In Victorian times, high levels of alcohol consumption and drunkenness were seen by some as a danger to society’s well-being, leading to poverty, child neglect, immorality, and economic decline. As a result, temperance societies began to be formed in the 1830s to campaign against alcohol.

The British Temperance League, a predominantly northern teetotal and Christian society, was the new name in 1854 for the British Association for the Promotion of Temperance. In 1880 it moved its headquarters from Preston to Union Street in Sheffield, largely due to the influence of the Clegg family.

Successive members of the Clegg family served as chairman of the executive committee: William Johnson Clegg (1826-1895), sometime alderman of Sheffield, and his son Sir (John) Charles Clegg, best known as chairman and president of the Football Association. His brother, Sir William Edwin Clegg, sometime Mayor of Sheffield, was a vice-president.

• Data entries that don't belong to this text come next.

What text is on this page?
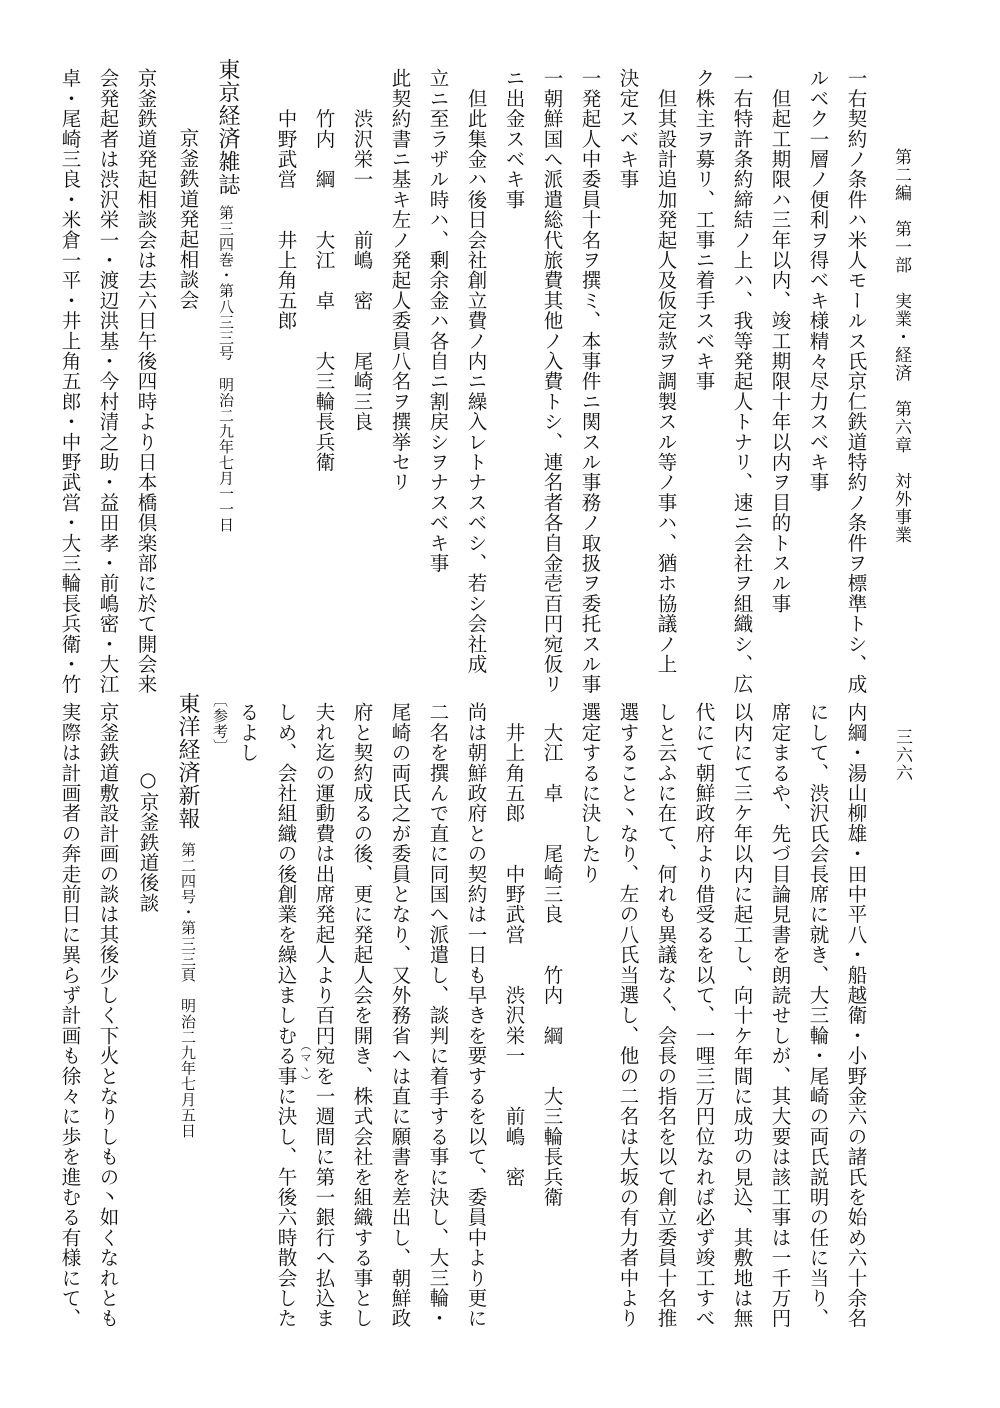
第二編　第一部　実業・経済　第六章　対外事業
三六六
一右契約ノ条件ハ米人モールス氏京仁鉄道特約ノ条件ヲ標準トシ、成
ルベク一層ノ便利ヲ得ベキ様精々尽力スベキ事
　但起工期限ハ三年以内、竣工期限十年以内ヲ目的トスル事
一右特許条約締結ノ上ハ、我等発起人トナリ、速ニ会社ヲ組織シ、広
ク株主ヲ募リ、工事ニ着手スベキ事
　但其設計追加発起人及仮定款ヲ調製スル等ノ事ハ、猶ホ協議ノ上
決定スベキ事
一発起人中委員十名ヲ撰ミ、本事件ニ関スル事務ノ取扱ヲ委托スル事
一朝鮮国へ派遣総代旅費其他ノ入費トシ、連名者各自金壱百円宛仮リ
ニ出金スベキ事
　但此集金ハ後日会社創立費ノ内ニ繰入レトナスベシ、若シ会社成
立ニ至ラザル時ハ、剰余金ハ各自ニ割戻シヲナスベキ事
此契約書ニ基キ左ノ発起人委員八名ヲ撰挙セリ
　　渋沢栄一　　前嶋　密　　尾崎三良
　　竹内　綱　　大江　卓　　大三輪長兵衛
　　中野武営　　井上角五郎
東京経済雑誌
第三四巻・第八三三号　明治二九年七月一一日
京釜鉄道発起相談会
京釜鉄道発起相談会は去六日午後四時より日本橋倶楽部に於て開会来
会発起者は渋沢栄一・渡辺洪基・今村清之助・益田孝・前嶋密・大江
卓・尾崎三良・米倉一平・井上角五郎・中野武営・大三輪長兵衛・竹
内綱・湯山柳雄・田中平八・船越衛・小野金六の諸氏を始め六十余名
にして、渋沢氏会長席に就き、大三輪・尾崎の両氏説明の任に当り、
席定まるや、先づ目論見書を朗読せしが、其大要は該工事は一千万円
以内にて三ケ年以内に起工し、向十ケ年間に成功の見込、其敷地は無
代にて朝鮮政府より借受るを以て、一哩三万円位なれば必ず竣工すべ
しと云ふに在て、何れも異議なく、会長の指名を以て創立委員十名推
選すること丶なり、左の八氏当選し、他の二名は大坂の有力者中より
選定するに決したり
　大江　卓　　尾崎三良　　竹内　綱　　大三輪長兵衛
　井上角五郎　　中野武営　　渋沢栄一　　前嶋　密
尚は朝鮮政府との契約は一日も早きを要するを以て、委員中より更に
二名を撰んで直に同国へ派遣し、談判に着手する事に決し、大三輪・
尾崎の両氏之が委員となり、又外務省へは直に願書を差出し、朝鮮政
府と契約成るの後、更に発起人会を開き、株式会社を組織する事とし
夫れ迄の運動費は出席発起人より百円宛を一週間に第一銀行へ払込ま
しめ、会社組織の後創業を繰込ましむる事に決し、午後六時散会した
るよし
（マヽ）
〔参考〕
東洋経済新報
第二四号・第三三頁　明治二九年七月五日
○京釜鉄道後談
京釜鉄道敷設計画の談は其後少しく下火となりしもの丶如くなれとも
実際は計画者の奔走前日に異らず計画も徐々に歩を進むる有様にて、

By the 1890s its finances and prestige were in decline, but the society persevered and by 1938 was looking for new premises.

“Street widening and re-planning will shortly make it necessary for us to vacate the offices in Union Street, of which we have been tenants for more than 50 years,” said Herbert Jones, the secretary. “We have long felt the need of a permanent home for books, pictures, and other treasures of the movement.”

The ground floor was occupied by Hardy’s Bakery in the 1970s. The sign above the doorway to the right of the shop still exists. (Image: Picture Sheffield)

In 1940, the society moved into 44 Union Street and called it Livesey-Clegg House – named after Joseph William Livesey (1794-1884), a temperance campaigner, politician, and social reformer, and Sir John Charles Clegg (1850-1937), chairman and president of Sheffield Wednesday and founder of Sheffield United.

As well as the headquarters of the British Temperance League, its collection of journals, monographs, bound collections of pamphlets and non-textual items, including lantern slides, posters, banners, textiles, and crockery, were housed in Victorian bookcases in a large old-fashioned room that was used as a library.

The BTL merged with the London-based National Temperance League in 1952 to become the British National Temperance League, with the HQ in Sheffield. It remained until 1987 when the historically valuable library was transferred to the University of Central Lancashire in Preston (now known as the Livesey Library after teetotal pioneer Joseph Livesey).

The old offices and library at Livesey-Clegg House were eventually turned into student accommodation.

Alas, the building is not considered to be of architectural importance and will most likely be demolished soon.